A panel including Craig Foster and Hakeem Al-Araibi convened in Melbourne on Tuesday night to discuss the role of football in upholding human rights in the wake of the #SaveHakeem campaign.

Also on the panel were Pascoe Vale Football Club President Lou Tona and Chairman of Professional Footballer’s Australia John Didulica.

Hakeem was arrested in Thailand in December 2018 and finally released back to Australia in February 2019, with the very real situation of a person’s life at stake.

“If Hakeem had been re-filed to Bahrain, would we ever have heard of Hakeem again? The answer in my head is no,” Tona said.

“We had sport to reach out to, and sport came through on the day.”

Didulica added “the weight of someone’s life was resting on our shoulders” with each passing day during the case.

Al-Araibi himself admitted to relishing a “new life” having been granted Australian citizenship in Canberra last month, fully recognising the place in which he can now say “this is home.”

The Bahraini-born footballer was able to communicate with his wife only via email for over 70 days while he was in prison, where he would be shackled at the ankles, ultimately all for speaking out against Sheikh Salman; current AFC President.

“Why are you shackling my legs, I am not an animal,” Al-Araibi said.

Foster, a former Socceroos captain and SBS football analyst, believed it to be his duty and responsibility as a former player to stand up and to help return Hakeem to the country.

“If our game doesn’t step up, we should be held accountable for that,” Foster said.

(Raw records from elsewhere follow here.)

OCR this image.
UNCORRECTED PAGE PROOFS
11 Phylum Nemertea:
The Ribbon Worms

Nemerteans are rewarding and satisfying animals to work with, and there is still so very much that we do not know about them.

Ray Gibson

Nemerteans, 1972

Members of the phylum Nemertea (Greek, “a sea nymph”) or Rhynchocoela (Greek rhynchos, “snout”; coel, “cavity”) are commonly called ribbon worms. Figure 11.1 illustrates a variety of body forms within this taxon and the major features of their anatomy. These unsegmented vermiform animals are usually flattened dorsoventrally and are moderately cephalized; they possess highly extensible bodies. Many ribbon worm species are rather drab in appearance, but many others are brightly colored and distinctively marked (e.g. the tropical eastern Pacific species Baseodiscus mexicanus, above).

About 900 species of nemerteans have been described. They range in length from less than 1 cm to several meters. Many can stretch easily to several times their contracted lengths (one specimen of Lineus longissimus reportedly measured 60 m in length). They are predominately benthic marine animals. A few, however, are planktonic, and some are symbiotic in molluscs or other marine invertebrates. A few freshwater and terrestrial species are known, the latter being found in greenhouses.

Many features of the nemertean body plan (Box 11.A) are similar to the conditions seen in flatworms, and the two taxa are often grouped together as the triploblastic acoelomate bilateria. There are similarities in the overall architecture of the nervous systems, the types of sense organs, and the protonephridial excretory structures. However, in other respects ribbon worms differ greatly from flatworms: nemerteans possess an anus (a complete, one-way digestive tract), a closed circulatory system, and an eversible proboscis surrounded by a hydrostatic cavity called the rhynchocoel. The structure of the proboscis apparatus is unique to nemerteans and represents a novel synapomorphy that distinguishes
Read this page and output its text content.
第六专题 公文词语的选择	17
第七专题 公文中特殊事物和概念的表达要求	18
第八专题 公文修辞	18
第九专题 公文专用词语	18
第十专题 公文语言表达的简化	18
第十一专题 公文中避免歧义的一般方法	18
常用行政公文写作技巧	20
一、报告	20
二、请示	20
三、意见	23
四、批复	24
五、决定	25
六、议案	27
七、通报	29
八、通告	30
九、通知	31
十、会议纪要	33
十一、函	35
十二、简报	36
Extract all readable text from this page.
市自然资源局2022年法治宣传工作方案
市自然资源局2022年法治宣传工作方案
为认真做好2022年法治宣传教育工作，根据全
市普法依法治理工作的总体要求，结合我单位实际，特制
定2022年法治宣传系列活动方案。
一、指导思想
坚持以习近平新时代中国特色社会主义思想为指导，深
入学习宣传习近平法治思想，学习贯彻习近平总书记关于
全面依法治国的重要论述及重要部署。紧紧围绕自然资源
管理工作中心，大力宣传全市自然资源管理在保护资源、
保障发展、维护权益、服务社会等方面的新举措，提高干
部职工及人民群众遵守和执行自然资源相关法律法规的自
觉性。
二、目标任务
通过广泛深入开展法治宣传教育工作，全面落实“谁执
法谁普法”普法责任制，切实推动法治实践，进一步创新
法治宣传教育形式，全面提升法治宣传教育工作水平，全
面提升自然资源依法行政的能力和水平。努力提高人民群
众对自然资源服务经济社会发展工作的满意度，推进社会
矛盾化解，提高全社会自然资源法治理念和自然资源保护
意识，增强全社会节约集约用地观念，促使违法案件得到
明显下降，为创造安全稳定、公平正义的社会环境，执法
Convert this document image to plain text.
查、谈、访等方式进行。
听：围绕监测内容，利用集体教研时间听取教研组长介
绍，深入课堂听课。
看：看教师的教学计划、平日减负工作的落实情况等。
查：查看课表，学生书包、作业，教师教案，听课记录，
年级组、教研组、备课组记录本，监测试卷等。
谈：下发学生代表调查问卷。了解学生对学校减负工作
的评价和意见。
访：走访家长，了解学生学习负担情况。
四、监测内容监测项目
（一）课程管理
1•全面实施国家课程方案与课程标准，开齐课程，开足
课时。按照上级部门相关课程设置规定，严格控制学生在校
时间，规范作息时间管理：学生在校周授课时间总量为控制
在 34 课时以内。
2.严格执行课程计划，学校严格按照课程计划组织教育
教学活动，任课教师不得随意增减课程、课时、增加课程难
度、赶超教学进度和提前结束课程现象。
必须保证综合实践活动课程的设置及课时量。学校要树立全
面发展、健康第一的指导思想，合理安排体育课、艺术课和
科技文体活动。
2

Foster has been involved in the coverage of the World Cup with SBS since Germany 2006, but the next tournament, to be held in Qatar in 2022, is throwing up some issues.

Aside from corruption claims, poor working conditions for those building stadia and other infrastructure to host the tournament has claimed the lives of hundreds of workers already.

Having worked tireless for human rights over the last few months, Foster admitted that decisions will have to be made with regards to his participation at the Qatar World Cup.

“It’s a very difficult moral challenge,” Foster said.

Foster also used the example of the 2018 tournament in Russia, an opportunity which he utilised to talk openly about human rights abuses on air, something that he admitted many viewers found confronting.

“However, being a government broadcaster, we have a responsibility and the opportunity to talk about that,” Foster said.

“I will have to make the decision – when it comes to Qatar – personally, as to whether I think there is value in doing so or indeed the moral challenge is such that I shouldn’t go.

“The value and attraction of hosting one of these tournaments is so vast, that we can actually say there comes with this a responsibility to treat these people in a different manner.”

In future, Foster is hopeful that should another serious situation arise, that the learnings this time around will help ensure that it need not take drastic measures again, and that the likes of FIFA President Gianni Infantino “don’t need us.”

“We need to make sure the next Hakeem doesn’t need us,” Foster said.